Yongshan Ding Wins NSF Career Award

Departments: Computer Science

For his work on developing error-correcting quantum computing systems, Prof. Yongshan Ding has won a 2024 Faculty Early Career Development (CAREER) Award from the National Science Foundation (NSF). 

Ding, assistant professor of computer science, will use the $800,000, five-year grant to design a novel architecture of error-corrected quantum computer. The NSF CAREER award is a prestigious honor for young faculty members and supports the early career activities of teachers and scholars who are most likely to become the academic leaders of the future.

Quantum computers have the potential to solve some of the most complex problems in physics, chemistry, material design, optimization, and machine learning. But among other challenges, researchers need to build quantum computers that operate reliably in the presence of “quantum noise” - the error-causing phenomenon that can happen when a quantum system interacts with its environment.

“It's very hard to use quantum computers these days because there is a lot of noise going on,” Ding said. “My job is to simplify it by automating error correction so the user doesn't have to worry about it, and thus making it easier to program.”
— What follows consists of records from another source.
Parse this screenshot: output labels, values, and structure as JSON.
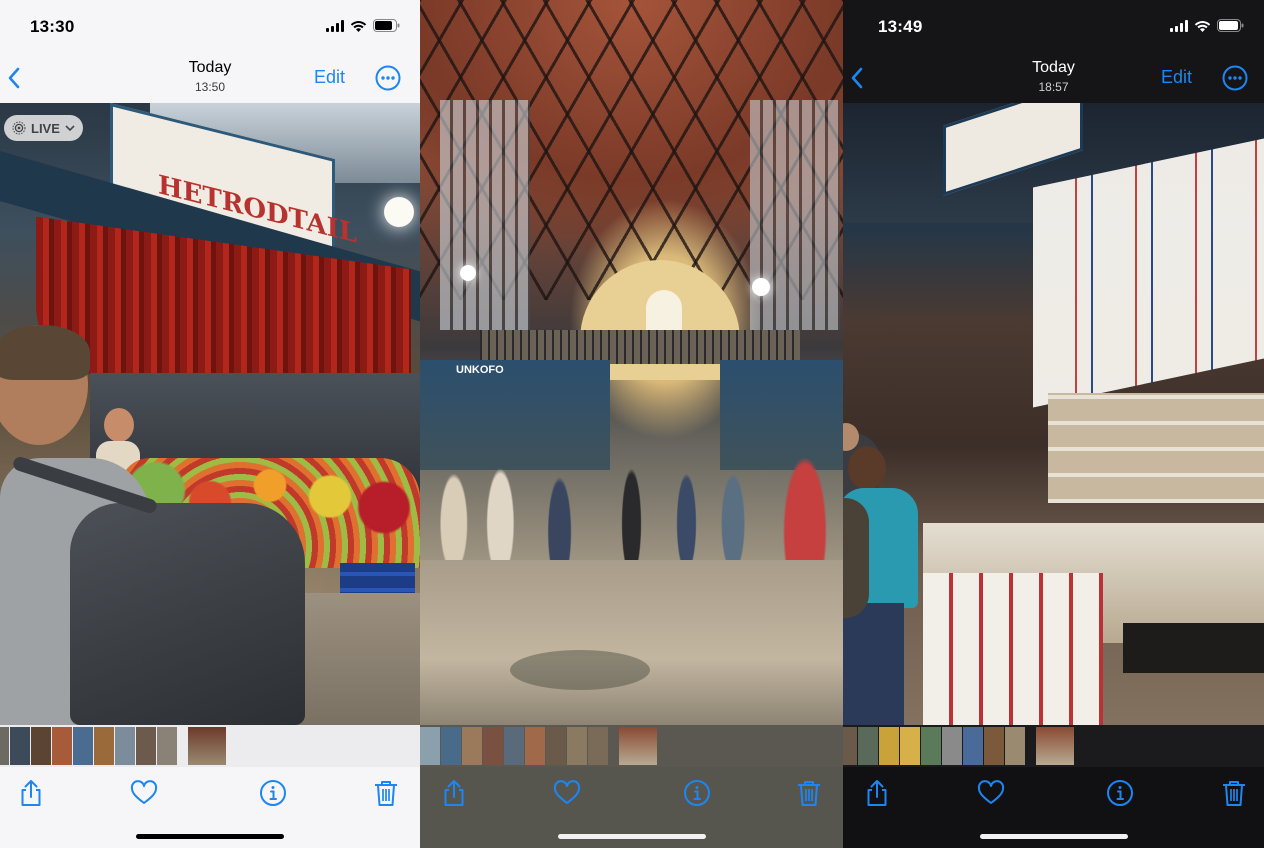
{
  "screens": [
    {
      "time": "13:30",
      "nav_title": "Today",
      "nav_subtitle": "13:50",
      "edit_label": "Edit",
      "live_label": "LIVE",
      "sign_text": "HETRODTAIL",
      "theme": "light",
      "accent": "#1c86f2"
    },
    {
      "theme": "dark-overlay",
      "sign_text": "UNKOFO",
      "accent": "#1c86f2"
    },
    {
      "time": "13:49",
      "nav_title": "Today",
      "nav_subtitle": "18:57",
      "edit_label": "Edit",
      "theme": "dark",
      "accent": "#1c86f2"
    }
  ],
  "toolbar_icons": [
    "share-icon",
    "heart-icon",
    "info-icon",
    "trash-icon"
  ],
  "system_icons": [
    "cellular-signal-icon",
    "wifi-icon",
    "battery-icon"
  ]
}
A great deal of progress has been made toward creating fault-tolerant quantum computation, but new methods are needed to scale these quantum systems in a way that allows for the quantity and quality of logical qubits required to make these computers practical. 

Today, Ding notes, classical computer’s failure rate due to environmental noise is measured in units of one error in about a million compute hours. As comparison, in quantum computers, one out of 1,000 to 10,000 operations can go wrong (or about one error per millisecond).

Ding’s novel approach focuses on allowing multiple types of superconducting qubits to work together in a single system. In quantum computing, information is stored in special devices with quantum properties that are known as quantum bits, or “qubits.” Supercomputing qubits, which are chilled to temperatures close to absolute zero, have much faster operation times. In Ding’s computing system, “cheap” and “expensive” supercomputing qubits work together. Expensive qubits are less prone to errors, but are larger and take up a greater amount of space in the computer’s hardware. 

“So we can't make too many of those big ones, but we can make many small ones that work with the big error-corrected ones,” said Ding, who is working on the project with applied physics professors Robert Schoelkopf, Steven Girvin, and Shruti Puri.  

Part of the system involves the use of compiler software that makes intelligent decisions about where to run the instructions that users program into the computer. That is, it will direct important operations to the error-corrected qubits, and other operations that can tolerate errors to the noisy qubits.  

Ding said he’s excited about this project, and in general about the future of quantum computing. 

“I really think that we're beginning a new era in quantum computing where we think about quantum computer architecture, and different hardware organizations of qubits to facilitate new applications in quantum computing,” he said. “I think it's a pretty exciting time to be doing this.”